The art of war

At the ICA, 'Utopia' uses camouflage to disarm

September 30, 2005|Globe Correspondent

Thomas Hirschhorn's ''Utopia, Utopia = One World, One War, One Army, One Dress" at the Institute of Contemporary Art is a brawling, bullying, and brilliant exhibition, so multifaceted and ambitious that it sucks you in, spins you dizzy, and then spits you out dazed and staggering.

Under the outwardly simple guise of an examination of the cultural significance of camouflage, worn in battle and strutted on the fashion-show catwalk, the Swiss artist questions our very notions of reality. Against the dramatic backdrop of war, Hirschhorn confronts us with our own accountability.

Inevitably, we come up wanting.

Hirschhorn, who as a young man was jailed after going AWOL from mandatory training in the Swiss Army, does not make a screed against war. That would be too simplistic for an artist of his imagination. Instead, he suggests a utopia in which we all wear camouflage and all fight on the same side -- no paradise, except perhaps for those wanting to forsake all responsibility.

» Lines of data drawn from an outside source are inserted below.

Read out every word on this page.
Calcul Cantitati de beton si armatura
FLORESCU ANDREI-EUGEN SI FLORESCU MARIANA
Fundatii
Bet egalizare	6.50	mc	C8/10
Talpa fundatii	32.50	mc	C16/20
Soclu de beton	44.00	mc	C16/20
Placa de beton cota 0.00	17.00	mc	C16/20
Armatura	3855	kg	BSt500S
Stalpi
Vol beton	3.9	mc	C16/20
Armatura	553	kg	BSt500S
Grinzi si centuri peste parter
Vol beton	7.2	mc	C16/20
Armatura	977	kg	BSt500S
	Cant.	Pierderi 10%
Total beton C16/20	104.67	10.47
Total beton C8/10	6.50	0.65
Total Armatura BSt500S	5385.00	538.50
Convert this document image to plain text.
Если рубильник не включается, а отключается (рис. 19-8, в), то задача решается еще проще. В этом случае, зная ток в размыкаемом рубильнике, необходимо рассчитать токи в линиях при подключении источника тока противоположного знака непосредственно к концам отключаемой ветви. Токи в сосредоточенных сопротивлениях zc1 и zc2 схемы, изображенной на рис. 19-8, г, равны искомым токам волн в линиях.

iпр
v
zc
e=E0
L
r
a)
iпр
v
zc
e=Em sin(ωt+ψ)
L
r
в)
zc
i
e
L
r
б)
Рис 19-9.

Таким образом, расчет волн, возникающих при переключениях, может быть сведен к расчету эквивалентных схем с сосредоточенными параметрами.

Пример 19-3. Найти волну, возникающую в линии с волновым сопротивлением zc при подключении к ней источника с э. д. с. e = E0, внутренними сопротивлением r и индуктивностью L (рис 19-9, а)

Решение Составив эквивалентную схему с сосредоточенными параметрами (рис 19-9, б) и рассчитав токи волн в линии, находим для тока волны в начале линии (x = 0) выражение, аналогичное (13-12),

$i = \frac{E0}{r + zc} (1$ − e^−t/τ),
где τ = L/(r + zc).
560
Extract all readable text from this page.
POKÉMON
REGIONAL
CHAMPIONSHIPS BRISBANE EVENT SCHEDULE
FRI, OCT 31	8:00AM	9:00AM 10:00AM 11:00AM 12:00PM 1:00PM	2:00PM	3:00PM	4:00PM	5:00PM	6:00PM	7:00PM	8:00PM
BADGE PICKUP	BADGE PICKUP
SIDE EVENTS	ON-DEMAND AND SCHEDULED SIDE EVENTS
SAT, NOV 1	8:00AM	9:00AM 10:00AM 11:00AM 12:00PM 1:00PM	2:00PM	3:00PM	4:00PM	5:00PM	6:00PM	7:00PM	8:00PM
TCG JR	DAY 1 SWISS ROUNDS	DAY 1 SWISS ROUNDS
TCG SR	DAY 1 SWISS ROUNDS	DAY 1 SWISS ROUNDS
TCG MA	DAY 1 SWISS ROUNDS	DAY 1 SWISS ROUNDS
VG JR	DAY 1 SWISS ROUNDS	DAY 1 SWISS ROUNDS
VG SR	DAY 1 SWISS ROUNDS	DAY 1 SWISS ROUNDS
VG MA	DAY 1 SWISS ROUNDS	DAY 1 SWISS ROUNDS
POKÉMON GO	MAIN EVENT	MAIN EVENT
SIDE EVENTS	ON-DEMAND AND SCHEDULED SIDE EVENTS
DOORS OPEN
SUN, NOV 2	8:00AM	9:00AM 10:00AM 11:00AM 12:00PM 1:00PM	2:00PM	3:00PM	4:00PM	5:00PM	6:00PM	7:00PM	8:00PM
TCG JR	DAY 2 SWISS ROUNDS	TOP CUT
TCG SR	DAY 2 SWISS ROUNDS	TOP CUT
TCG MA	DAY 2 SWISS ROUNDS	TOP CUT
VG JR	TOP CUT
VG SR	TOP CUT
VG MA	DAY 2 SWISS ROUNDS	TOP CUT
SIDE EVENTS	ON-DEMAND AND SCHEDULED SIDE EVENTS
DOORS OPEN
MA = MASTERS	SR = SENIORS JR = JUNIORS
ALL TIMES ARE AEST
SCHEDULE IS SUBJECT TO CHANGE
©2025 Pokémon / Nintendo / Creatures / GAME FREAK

Enter the first gallery, and you're immediately subsumed in a world of camouflage. Large brown and green blobs of it, reminiscent of Matisse cutouts, cover floor and wall. A huge sculpture the shape of an airplane fuselage dominates the space, crowding viewers out. Photos of various forms of camouflage snipped from magazines and catalogs cover cardboard dividers and fill glass cases.

Hirschhorn has said that he intends to mimic the type of small European museum that commemorates landmark battles in the world wars with an abundance of relics and stories, but not much scholarship. He does this with his trademark lowbrow materials, such as packing tape, magic markers, and plastic. These give his collages and sculptures an elementary-school scrappiness that belies the sophistication of his installation.

Every facet of ''Utopia, Utopia" disorients. Hirschhorn causes vertigo with quick changes in scale, placing tiny toys beside giant sculptures. He breaks up the space in his pseudo-museum so that it's navigated with difficulty. You experience private confrontations with empty-eyed mannequins who have disturbing camouflage protuberances, you sidestep jutting walls, you find your shoes sticking to the painted floor. He stuffs the exhibit into the galleries almost to overflowing.

So there's no respite from the barrage of images: rap singers clad in camouflage, weary soldiers in fatigues, catalogs selling historic military gear, mannequins in lacy camouflage teddies, an Andy Warhol print in camouflage, an Alice B. Toklas quote witnessing how different armies sport different styles of it.